A week ago, I received a gift from a fellow blogger and friend, Beth. She sent me a beautiful figurine that represents courage and a book, titled unfaithful by Gary & Mona Shriver. The gifts arrived maybe an hour before I left my home for Bloggy Bootcamp last week and while I packed the book with me to read and did start it, I didn’t end up really opening it to read until this week.
This past week has been
There has been a dark feeling surrounding me and try as I do to pray, it’s hard to hear God’s grace over the deafening sound of my anger and hurt.
I am consumed.
There hasn’t been a moment this past week where I haven’t thought “how could I have been so stupid?”
My thoughts go over and over and over the past seven months.
I replay the days in my head, looking for signs.
Looking for …. I don’t know what.
Answers, I guess.
I shoot questions at Russ over and over.
As they enter my mind, I fire them off at him.
I can’t help myself.
I want to know….
I don’t want to know.
I was reading unfaithful last night and was sobbing.
The story is written by a real couple that has been through infidelity and come through to the “other side”.
It’s their story, and how they coped (or didn’t) when it first happened and many months later.
Their story is my story.
Or so similar.
As I read these words by Mona, my heart was breaking again:
Gary was not the man I had thought he was, but I was no longer sure who I was either. For that matter, who were we as a couple? Were we a couple?
I looked at him and froze. This was the man I’d been married to for almost twenty years. He’d been my lover, my best friend, and my confidant. My family loved him because he was so wonderful. All my friends thought he was wonderful- he did dishes, laundry, and changed diapers. I had lost count of how many times I’d been told how lucky I was.
My body was numb, wooden, overwhelmed. The weight Gary had walked into our bedroom wearing was now being shared.

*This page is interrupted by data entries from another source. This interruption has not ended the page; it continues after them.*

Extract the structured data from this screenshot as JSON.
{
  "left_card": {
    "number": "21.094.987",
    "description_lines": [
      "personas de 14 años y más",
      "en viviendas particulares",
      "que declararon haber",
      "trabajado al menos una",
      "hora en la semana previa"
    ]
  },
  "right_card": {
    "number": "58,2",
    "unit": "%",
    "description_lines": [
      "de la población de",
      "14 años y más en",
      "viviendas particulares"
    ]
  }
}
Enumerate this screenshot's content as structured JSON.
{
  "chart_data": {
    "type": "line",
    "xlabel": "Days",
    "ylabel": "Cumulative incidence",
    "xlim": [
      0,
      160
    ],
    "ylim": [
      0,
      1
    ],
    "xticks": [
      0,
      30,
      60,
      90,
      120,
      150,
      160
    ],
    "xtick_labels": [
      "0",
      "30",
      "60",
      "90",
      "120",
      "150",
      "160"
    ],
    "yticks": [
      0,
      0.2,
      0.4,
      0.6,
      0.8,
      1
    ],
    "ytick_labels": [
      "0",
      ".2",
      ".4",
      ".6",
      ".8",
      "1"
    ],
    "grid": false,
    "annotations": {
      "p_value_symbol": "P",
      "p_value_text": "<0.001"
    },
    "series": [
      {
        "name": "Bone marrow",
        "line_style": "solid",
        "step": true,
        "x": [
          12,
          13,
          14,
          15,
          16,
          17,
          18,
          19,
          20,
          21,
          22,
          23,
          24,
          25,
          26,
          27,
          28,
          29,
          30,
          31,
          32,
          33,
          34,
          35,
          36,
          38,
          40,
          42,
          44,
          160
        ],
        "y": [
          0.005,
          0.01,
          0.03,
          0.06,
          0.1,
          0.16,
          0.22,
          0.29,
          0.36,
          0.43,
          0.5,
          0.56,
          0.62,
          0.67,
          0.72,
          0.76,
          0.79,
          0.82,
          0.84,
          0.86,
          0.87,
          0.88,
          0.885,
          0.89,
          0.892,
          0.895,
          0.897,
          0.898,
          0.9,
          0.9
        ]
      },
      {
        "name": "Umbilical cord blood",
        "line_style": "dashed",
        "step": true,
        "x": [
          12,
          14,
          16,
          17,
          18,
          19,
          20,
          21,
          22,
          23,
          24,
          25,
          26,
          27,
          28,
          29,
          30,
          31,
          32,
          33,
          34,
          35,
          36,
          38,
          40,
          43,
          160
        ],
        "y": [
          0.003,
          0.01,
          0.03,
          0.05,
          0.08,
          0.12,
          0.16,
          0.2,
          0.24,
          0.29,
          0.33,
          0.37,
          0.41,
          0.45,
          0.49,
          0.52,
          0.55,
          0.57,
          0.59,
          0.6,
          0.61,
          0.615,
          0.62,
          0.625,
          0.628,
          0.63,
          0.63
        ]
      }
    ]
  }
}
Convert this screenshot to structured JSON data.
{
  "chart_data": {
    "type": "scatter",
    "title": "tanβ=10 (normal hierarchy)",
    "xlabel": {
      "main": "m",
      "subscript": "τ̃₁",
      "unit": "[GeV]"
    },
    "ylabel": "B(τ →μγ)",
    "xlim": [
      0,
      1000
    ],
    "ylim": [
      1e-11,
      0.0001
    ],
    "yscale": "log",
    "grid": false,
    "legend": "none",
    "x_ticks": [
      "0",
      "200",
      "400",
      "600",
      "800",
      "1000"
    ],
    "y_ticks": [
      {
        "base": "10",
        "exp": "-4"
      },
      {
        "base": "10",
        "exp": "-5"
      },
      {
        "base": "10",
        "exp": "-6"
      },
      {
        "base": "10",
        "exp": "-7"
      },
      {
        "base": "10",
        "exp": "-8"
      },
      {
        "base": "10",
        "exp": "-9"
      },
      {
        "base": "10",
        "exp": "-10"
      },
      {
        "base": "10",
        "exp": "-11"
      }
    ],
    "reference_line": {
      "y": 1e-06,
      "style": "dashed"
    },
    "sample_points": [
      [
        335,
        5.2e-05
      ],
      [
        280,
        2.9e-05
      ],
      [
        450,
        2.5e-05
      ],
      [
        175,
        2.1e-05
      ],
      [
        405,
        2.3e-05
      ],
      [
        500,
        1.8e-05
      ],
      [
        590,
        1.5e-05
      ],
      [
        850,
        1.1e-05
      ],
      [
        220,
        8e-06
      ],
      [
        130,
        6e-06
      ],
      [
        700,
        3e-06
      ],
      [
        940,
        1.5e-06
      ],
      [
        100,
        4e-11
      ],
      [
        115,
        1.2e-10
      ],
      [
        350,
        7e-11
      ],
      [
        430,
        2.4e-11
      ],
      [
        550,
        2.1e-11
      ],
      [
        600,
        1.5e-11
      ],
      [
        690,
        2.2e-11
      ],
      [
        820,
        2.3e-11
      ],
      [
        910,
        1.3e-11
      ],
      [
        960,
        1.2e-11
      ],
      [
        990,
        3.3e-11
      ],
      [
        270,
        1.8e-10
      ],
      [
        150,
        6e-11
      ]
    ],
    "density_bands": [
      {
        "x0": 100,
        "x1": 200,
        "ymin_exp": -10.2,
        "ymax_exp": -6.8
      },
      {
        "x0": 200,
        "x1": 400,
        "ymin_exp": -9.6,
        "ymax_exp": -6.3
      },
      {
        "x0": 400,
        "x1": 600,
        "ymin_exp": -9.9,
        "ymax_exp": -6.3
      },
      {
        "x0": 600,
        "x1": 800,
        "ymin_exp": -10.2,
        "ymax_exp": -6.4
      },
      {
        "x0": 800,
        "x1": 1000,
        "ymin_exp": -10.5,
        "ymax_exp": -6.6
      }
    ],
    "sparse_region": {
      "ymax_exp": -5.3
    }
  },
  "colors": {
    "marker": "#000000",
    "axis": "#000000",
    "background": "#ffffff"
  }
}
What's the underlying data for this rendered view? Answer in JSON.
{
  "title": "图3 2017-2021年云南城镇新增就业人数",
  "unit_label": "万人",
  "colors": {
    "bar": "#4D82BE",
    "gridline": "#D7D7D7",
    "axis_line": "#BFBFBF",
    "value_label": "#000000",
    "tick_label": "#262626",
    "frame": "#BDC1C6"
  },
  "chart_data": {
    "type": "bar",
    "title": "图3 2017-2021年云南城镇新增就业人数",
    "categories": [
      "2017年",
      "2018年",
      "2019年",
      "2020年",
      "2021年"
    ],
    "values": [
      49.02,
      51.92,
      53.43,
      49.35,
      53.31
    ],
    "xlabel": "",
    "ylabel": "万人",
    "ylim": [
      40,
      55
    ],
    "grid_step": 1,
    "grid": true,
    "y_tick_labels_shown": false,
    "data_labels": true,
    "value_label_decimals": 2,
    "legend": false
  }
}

Those words Mona chose so perfectly describe how I
I am numb.
I feel like I have stepped into a horrible nightmare that is now my life.
Where all I do is cry.
Or go through the motions.
There was another part where Mona described feeling like she really didn’t know her marriage after all and what hurt the most was knowing that she knew better than Mona did.
I get that.
Totally get that.
It was Tammy’s joke in her texts to my husband.*
That I was a fool.
Living in a fantasy world.
And she wanted to “knock the queen from her pedestal”.
And Russ did.
They knocked me down and trampled on me.
on my life.
And now, Russ’ weight has been lifted.
His biggest fear was losing me.
My biggest fear….
being unable to forgive him,
unable to look past the infidelity and move on.
I pray each day that God will take my burden,
that He’ll carry me,
He’ll ease my sorrow and comfort my soul.
Because today, and yesterday, and the day before I felt nothing.
And I’m scared.
* I do want to clarify. That while my husband did do many wrong things over the past 7 months, the one thing he didn’t allow was for Tammy to verbally insult me without him telling her to stop, to leave me out of the conversation, and that what he had done had nothing to do with our marriage. He very outwardly told Tammy that he loved me and that I was “off limits” and that even if we divorced, he would never be with her. (I read his texts myself) It was Tammy who hated me, not Russ. As horrible as what he did to me is/was, I don’t want to blame him for things he didn’t do.